TEMPO.CO, Jakarta – Pengamat politik dari Universitas Islam Negeri (UIN) Syarif Hidayatullah, Adi Prayitno, mengatakan bahwa politik identitas adalah sebuah aktivitas politik mengajak orang lain memilih calon dalam Pemilu berdasarkan sentimen agama, suku, dan ras.
Lantas, kata Adi, mempengaruhi hanya datang ke Tempat Pemungutan Suara (TPS) untuk memilih dirinya atau jagoan yang didukung.
"Jadi, politik identitas itu aktivitas politik, bukan aktivitas ibadah," ujar Adi, seperti dilansir Tempo, Ahad, 10 September 2023.
Pernyataan Adi ini menanggapi polemik bakal calon presiden (capres) Ganjar Pranowo dalam tayangan azan magrib di salah satu stasiun tv.
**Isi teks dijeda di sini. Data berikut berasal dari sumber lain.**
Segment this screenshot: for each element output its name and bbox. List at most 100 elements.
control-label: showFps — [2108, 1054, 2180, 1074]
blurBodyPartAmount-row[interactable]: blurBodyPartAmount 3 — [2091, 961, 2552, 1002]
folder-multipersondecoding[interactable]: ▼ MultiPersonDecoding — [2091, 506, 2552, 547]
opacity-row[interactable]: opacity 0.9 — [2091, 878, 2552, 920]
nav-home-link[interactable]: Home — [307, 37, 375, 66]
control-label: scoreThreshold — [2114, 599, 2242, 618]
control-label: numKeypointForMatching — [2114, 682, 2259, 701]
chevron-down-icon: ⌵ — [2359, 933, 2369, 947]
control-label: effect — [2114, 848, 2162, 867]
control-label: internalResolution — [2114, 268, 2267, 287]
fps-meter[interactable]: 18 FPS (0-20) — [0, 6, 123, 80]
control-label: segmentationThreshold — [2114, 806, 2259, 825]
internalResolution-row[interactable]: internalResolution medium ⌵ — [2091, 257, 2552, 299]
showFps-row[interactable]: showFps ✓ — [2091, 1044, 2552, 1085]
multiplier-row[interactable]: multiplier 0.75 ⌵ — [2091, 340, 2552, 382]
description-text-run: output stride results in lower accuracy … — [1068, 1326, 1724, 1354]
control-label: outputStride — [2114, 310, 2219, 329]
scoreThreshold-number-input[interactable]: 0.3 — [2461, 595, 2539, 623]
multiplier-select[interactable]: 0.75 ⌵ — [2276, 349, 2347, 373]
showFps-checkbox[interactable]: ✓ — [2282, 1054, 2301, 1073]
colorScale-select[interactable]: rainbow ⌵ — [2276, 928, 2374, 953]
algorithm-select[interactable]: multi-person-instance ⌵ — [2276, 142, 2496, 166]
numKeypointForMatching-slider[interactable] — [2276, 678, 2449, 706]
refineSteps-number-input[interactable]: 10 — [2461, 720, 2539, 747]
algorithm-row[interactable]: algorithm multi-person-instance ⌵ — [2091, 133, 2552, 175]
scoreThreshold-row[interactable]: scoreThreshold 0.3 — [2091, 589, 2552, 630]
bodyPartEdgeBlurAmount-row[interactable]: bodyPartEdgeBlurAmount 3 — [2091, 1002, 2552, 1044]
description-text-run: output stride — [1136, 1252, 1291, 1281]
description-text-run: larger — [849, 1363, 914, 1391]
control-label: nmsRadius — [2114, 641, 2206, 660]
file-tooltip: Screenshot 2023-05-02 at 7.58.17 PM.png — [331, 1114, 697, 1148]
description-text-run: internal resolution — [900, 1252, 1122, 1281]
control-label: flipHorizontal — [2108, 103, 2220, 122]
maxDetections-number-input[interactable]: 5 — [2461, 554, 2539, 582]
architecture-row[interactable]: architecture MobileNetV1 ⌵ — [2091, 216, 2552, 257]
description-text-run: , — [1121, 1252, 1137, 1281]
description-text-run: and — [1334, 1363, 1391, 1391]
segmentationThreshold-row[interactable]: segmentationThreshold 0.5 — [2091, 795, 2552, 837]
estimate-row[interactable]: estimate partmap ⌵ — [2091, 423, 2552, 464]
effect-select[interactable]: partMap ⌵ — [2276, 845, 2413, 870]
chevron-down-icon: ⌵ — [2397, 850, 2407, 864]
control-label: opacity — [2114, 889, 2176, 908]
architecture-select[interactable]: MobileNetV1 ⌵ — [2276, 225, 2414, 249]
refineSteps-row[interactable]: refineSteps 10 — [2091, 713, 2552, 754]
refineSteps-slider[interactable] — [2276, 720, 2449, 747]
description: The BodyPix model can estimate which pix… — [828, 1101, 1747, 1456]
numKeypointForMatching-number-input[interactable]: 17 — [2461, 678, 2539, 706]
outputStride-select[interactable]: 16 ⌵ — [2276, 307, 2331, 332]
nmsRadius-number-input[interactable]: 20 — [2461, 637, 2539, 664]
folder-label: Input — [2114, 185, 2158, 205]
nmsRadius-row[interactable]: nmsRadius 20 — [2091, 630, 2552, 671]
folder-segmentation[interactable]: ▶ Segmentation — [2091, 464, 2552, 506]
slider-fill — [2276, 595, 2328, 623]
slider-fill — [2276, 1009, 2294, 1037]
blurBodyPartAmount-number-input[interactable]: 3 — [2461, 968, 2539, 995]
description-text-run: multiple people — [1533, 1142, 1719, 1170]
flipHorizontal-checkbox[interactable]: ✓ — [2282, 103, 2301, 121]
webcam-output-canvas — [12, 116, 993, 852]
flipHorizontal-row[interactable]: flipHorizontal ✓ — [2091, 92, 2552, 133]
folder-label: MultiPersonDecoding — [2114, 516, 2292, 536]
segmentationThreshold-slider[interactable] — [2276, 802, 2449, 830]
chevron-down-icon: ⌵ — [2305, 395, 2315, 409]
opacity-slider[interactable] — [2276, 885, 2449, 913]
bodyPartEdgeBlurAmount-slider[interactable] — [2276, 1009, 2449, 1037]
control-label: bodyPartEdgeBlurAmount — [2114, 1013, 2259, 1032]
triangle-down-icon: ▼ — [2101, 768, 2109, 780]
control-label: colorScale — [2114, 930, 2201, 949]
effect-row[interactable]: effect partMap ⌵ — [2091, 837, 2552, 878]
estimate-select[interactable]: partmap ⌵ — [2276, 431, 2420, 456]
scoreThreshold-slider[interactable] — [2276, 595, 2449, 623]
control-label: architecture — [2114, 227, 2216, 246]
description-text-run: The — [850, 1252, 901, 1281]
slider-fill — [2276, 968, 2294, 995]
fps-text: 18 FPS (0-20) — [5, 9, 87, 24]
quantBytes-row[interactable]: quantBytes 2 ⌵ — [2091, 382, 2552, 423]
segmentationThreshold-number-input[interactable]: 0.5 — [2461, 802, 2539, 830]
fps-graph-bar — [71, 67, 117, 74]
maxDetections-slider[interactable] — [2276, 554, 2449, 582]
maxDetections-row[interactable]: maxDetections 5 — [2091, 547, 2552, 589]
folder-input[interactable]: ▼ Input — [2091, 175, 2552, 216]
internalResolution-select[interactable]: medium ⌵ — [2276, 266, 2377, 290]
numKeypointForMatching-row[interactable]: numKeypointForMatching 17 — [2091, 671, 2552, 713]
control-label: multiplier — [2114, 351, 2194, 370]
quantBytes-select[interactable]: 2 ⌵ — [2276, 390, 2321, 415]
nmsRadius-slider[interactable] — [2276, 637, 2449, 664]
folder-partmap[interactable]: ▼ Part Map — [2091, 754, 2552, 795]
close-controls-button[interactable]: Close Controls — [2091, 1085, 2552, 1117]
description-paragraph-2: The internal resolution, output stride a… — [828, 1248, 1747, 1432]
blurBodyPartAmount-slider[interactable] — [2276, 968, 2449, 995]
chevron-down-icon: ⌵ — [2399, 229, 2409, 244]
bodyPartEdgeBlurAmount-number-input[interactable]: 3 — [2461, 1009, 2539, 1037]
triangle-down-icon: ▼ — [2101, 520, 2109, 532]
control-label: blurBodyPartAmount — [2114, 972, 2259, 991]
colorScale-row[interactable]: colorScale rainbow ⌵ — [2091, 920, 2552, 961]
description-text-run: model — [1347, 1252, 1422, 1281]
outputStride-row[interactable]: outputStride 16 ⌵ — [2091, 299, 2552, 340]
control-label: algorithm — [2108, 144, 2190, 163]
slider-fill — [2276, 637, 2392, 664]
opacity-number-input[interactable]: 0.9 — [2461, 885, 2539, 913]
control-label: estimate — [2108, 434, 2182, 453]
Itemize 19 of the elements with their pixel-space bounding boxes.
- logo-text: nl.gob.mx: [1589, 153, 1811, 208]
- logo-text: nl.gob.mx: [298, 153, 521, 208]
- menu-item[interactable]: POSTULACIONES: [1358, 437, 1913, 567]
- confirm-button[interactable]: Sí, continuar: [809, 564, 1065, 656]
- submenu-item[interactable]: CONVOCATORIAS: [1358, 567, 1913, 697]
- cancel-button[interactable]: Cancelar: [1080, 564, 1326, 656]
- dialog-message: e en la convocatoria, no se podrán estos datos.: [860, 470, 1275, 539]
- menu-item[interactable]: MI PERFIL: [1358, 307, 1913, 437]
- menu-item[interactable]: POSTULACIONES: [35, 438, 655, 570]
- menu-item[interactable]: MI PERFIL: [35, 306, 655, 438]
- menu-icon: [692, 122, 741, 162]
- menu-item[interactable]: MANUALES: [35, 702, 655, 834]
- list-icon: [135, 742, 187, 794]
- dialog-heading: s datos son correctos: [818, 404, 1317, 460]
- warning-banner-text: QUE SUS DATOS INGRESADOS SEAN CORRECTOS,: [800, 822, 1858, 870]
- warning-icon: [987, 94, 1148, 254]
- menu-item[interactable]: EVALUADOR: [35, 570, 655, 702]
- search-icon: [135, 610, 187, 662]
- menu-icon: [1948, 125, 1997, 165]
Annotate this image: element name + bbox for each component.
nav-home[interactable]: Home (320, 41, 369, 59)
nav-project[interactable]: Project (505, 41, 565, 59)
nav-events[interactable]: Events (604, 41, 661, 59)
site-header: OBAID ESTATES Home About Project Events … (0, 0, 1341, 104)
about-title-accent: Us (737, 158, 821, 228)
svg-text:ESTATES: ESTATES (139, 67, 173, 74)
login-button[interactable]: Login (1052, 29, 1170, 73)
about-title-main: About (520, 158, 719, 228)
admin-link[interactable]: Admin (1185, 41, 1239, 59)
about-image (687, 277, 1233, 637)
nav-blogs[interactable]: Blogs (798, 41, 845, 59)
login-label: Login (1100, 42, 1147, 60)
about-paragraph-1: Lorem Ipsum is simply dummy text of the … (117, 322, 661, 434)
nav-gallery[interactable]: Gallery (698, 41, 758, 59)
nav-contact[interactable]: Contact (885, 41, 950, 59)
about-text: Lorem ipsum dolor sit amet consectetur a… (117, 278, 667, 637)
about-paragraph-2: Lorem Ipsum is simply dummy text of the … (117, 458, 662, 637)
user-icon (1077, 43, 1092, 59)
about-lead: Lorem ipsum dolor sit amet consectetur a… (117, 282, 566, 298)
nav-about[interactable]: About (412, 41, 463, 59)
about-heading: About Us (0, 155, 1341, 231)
Kegiatan itu dinilai Adi bukan merupakan bentuk politik identitas.
Menurut Adi, konteks seorang politikus atau kandidat capres tampak mengikuti salat atau ritual keagamaan lainnya bagian dari religiositas.
"Mengikuti salat, ikut pengajian, dan seterusnya, itu bukan politik identitas. Tapi bagian sisi religiositas," katanya.
Adi pun tampak menyayangkan bahwa kondisi masyarakat saat ini sangat sedikit literasi politiknya. Bukan hanya sipil saja, bahkan seorang elite politik juga demikian.
"Seakan semua yang berkaitan dengan simbol agama adalah politik identitas. Padahal sebatas religiositas," ujar Adi.
Dalam menghadapi tahun politik yang semakin dekat ini, Adi mengatakan bahwa dinamika politik akan semakin rumit jika suatu manuver politisi dituding sebagai politik identitas.
"Repot kalau pake kopiah dituding politik identitas. Repot kalau orang salat, ngaji, sedekah, dan lain-lain dituding politik identitas," ujarnya.